Bir yılı daha bitirip, yenisine geçtik ya…
Kimilerimiz bir yerlerde toplaşıp yeyip içip, gece saatın 00.00 göstermesinden önce on saniyelik geri sayım filan yapıp ardından eşimize, dostumuza, yarimize sarıldık filan ya…
Bütün bunlardan haberi ve umuru olmayan Güneş ve onun çevresinde dönüp duran yerküre yoluna mola vermeden devam etti ya…
Tilki, çakal, saksağan, kurt, kedi olup bitenle hiç ilgilenmedi; ayı, yılan, tarla faresi, tavşan zaten kış uykusuna yattıklarından mışıl mışıllarını hiç bozmadılar ya…
Hah, işte o iki gün, gecesi ve gündüzü ve saatı, dakikası ile bitti.
Şimdi kaldığımız yerden devam edeceğiz. Tıpkı Güneş gibi, yerküre gibi, Tilki, çakal, saksağan, kurt, kedi gibi…
* * *
Peki nerde kalmıştık?
Hatırlayın: Roboski cankırımının suçlusu, sorumlusunu sorup sorguluyorduk. “Sol memesinin altındaki cevahir” kararmamış vicdan sahibi yurttaşlar inatla sorup sorgulamaya devam edecek…
Hatırlayın:TBMM çatısı altındaki TBMM Anayasa Uzlaşma Komisyonu, ıvır zıvır konularda “uzlaşıp” temel konularda itiyip kakışıp bizleri oyalamışlardı. Anayasa Uzlaşma Komisyonu’ndan ciddiye alınacak bir sonuç çıkmayacağı ayan beyan olmuştu.
Demek ki bürokratik vesayet rejiminden köklü olarak kurtulup, islami vesayet rejimine sıçramak isteyenlere de geçit vermeyip özgürlükçü bir Anayasa hedefini önlerine koyanlar kaldıkları yerden, AKP iktidarının kibir ve şımarıklık sınırını da aşan dayatmalarına boyun eğmeden, CHP kanadının utangaç milliyetçiliğine pabuç bırakmadan ve inatlarından fire vermeden mücadeleye devam edecek…

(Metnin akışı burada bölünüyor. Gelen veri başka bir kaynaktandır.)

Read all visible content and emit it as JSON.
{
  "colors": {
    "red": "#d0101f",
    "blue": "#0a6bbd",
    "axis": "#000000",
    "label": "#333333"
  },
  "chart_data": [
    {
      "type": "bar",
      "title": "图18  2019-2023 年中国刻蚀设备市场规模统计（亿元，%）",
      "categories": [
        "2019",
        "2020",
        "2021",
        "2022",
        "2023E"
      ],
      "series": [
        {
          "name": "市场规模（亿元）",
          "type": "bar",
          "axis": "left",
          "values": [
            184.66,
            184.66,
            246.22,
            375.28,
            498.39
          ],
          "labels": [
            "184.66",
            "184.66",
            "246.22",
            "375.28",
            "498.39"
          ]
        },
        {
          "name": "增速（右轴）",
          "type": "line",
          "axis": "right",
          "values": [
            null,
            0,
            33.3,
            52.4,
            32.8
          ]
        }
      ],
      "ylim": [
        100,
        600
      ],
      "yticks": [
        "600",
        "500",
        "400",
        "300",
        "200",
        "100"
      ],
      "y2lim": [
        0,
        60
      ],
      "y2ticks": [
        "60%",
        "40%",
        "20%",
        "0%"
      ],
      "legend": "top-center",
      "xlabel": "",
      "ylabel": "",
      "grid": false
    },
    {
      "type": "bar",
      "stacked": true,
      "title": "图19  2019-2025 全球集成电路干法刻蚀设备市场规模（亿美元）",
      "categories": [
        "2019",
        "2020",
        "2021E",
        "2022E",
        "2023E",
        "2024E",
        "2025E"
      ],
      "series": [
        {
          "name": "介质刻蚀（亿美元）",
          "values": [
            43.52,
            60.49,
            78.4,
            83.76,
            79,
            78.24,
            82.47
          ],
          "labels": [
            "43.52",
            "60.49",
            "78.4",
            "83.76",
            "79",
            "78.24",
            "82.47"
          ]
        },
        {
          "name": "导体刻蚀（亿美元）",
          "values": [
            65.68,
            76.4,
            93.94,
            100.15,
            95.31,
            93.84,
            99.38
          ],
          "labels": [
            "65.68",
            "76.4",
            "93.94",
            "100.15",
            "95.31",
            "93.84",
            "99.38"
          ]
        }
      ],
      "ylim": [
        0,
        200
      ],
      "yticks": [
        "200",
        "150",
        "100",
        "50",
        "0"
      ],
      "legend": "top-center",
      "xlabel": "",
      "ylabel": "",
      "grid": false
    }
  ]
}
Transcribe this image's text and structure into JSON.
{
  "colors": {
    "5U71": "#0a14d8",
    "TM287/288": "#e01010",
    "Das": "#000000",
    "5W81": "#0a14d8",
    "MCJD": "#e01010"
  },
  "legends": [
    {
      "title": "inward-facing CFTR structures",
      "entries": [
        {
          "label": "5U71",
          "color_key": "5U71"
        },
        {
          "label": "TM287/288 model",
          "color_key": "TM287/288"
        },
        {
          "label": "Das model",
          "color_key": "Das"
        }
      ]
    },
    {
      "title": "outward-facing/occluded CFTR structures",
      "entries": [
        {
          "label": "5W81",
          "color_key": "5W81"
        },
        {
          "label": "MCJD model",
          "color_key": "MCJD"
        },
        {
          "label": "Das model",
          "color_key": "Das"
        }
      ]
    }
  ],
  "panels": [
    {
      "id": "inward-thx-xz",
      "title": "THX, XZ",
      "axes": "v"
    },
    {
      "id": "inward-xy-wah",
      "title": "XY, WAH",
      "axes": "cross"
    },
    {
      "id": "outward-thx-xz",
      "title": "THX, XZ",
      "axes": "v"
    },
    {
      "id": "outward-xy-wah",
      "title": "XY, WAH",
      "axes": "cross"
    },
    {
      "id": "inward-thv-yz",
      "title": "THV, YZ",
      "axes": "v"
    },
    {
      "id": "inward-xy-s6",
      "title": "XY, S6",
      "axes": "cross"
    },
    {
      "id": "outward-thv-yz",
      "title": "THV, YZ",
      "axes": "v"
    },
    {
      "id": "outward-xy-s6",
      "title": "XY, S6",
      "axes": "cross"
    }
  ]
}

Hatırlayın: Roboski’nin sorumlularının yakasını bırakmama elbette daha demokratik bir Türkiye’ye, hele hele Kürt sorununun barışçıl çözümüne katkıdır ama çözümün kendisi değildir. Besbelli ki kaldığımız yerden devam etmenin en olmazsa olmaz ayağı kangrenleşmiş Kürt sorununda barışçıl çözüme giden adımlar olacak.
O yüzden geride bıraktığımız yılın son günlerinden yeni yılın ilk günlerine aktarılan ve AKP kanadından sistematik olarak yayılan “kapalı kapılar ardında çözüm” adımlarını “iyimser bir ihtiyatla” izlemek gerek. “İmralı ile AKP anlaşıyor, silahlar susacak, barış gelecek” fısıltıları gitgide yüksek sesle yazılıp çizilmeye başlandı. Ama saydam olmayan, BDP’li siyasetçi Gültan Kışanak’ın haklı olarak altını çizdiği gibi, “Sadece AKP iktidarının açıklamalarına, bilgi sızdırmalarına dayanan ve bir başka kaynaktan doğrulama fırsatı tanınmayan” görüşmelere olumlu ama bilinmezlik sisinin ardına gizlendiği için de kuşkulu yaklaşmak gerekecek.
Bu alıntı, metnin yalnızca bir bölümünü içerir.